An increase in public awareness about animal welfare and the conditions under which livestock are raised has given birth to an original business venture that aims to improve the living conditions of animals raised for human consumption.
The American firm “Second Livestock”, the pet project of Assistant Professor Austin Stewart of Iowa State University, is developing virtual reality goggles for animals which allow the creatures actually tightly trapped in industrial cages to imagine that they are actually roaming free in nature.
“Eliminating the need for the physical space required for free-range livestock our Virtual Free Range gives livestock the experience of Free Range life while in the safe confines of our facility,” explains the Second Livestock website. The firm’s name makes reference to “Second Life”, the popular virtual three-dimensional recreational experience for humans.
As of this writing, the firm has only developed the goggles, and its accompanying multi-directional grazing apparatus which allows an animal to physically move around, for chickens. “Virtual Free Range combines the physical and psychological benefits of free range life with the safety and security of conventional agriculture. Chickens are free to roam, socialize and ‘eat’ virtual food, which appears in the virtual world where their real food trays are located,” the Second Livestock website explains.
The firm’s founder Professor Stuart claims that the Second Livestock system could benefit not only animals raised for human consumption, but also those living in zoos that have sunk into depression from living in captivity. Stuart admits, though, that this application is purely theoretical, and it is doubtful that it will ever be developed. “As of now, it’s much too expensive to put the whole system into practice,” he says. “But in order to flesh out the idea, I needed to demonstrate that the technology works.”
“The goal of the project is to raise that question of how do we know what’s best, or what is humane treatment. And also to look at how we treat ourselves. We’re living in these little boxes, just like chickens,” says Stewart.

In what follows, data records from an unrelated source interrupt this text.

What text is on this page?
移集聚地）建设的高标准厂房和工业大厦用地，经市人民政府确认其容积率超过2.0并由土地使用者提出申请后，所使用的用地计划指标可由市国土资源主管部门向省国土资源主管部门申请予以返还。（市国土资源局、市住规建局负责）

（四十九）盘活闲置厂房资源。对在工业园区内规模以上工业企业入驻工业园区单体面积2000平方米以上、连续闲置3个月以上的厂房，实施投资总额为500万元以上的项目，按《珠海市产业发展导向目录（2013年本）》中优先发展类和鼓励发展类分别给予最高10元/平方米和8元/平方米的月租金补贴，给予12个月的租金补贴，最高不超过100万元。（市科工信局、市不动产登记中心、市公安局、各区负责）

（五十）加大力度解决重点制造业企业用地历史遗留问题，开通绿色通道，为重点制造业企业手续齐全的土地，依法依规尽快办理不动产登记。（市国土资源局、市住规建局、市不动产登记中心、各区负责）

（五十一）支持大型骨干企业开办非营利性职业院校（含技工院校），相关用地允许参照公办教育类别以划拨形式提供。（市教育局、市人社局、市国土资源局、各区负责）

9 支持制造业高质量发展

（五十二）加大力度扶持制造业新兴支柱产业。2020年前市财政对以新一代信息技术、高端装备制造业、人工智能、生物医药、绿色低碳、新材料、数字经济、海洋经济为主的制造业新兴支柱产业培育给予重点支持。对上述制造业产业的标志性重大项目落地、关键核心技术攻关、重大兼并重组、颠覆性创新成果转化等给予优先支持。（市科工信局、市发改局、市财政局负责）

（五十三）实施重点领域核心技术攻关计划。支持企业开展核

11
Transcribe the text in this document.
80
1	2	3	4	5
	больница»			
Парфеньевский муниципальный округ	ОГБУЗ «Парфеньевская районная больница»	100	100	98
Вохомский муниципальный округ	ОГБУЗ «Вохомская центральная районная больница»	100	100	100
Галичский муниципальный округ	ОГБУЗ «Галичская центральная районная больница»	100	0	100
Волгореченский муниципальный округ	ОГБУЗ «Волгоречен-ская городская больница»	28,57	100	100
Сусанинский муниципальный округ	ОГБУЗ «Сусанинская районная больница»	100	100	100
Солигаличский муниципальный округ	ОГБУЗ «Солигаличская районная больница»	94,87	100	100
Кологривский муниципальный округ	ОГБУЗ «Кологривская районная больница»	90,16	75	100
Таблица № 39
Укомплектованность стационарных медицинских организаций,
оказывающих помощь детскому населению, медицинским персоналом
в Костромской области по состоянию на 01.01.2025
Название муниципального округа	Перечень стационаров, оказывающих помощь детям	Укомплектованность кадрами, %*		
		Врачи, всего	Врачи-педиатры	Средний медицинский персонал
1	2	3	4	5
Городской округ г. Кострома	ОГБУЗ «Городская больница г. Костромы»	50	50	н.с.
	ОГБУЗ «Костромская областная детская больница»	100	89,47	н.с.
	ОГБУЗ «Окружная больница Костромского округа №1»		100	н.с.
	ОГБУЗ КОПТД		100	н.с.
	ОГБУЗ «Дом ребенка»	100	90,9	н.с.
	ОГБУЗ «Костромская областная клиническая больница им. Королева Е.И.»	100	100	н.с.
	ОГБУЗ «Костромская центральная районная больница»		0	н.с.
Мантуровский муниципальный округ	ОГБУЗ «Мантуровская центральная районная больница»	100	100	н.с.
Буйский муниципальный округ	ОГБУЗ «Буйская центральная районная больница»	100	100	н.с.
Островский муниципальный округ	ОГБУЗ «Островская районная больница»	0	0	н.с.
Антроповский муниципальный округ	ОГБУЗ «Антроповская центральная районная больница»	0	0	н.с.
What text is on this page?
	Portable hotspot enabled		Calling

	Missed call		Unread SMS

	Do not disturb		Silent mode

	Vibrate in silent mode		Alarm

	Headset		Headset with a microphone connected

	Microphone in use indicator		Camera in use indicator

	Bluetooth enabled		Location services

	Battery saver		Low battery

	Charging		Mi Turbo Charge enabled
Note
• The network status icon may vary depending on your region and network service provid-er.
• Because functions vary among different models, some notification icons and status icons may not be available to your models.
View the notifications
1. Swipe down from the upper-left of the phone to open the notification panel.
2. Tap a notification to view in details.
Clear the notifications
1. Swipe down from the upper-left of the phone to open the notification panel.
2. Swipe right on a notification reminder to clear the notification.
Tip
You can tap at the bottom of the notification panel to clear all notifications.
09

To date, the virtual 3-D world developed by Stewart has only been tested on humans, using the video game interface Oculus Rift. Stewart stresses that tests on non-human animals, should they ever be carried out, will only occur under strict ethical guidelines, although it is unclear how the consent of the chickens will be obtained.
The Second Livestock founder is certain that the project will ultimately prove successful. More and more, humans are living in virtual worlds, in cubicles at work and at home, so “why wouldn’t chickens want that as well?” he asks, chuckling.
“My goal with the presentation is to make it so people are not sure if I’m serious,” says Stewart, adding that he himself wasn’t sure of his own seriousness. “If it was a total spoof, when you’re in there watching it, your level of engagement is different.”
The Second Livestock system of tricking cages animals into thinking they are free recalls the popular Hollywood feature film “The Matrix”, in which intelligent robots “farm” human beings who are sedated in a virtual reality for their energy. The system also evokes the animated parody short film “The Meatrix”, which uses tropes from The Matrix movie to expose the cruel practices of industrial livestock farming.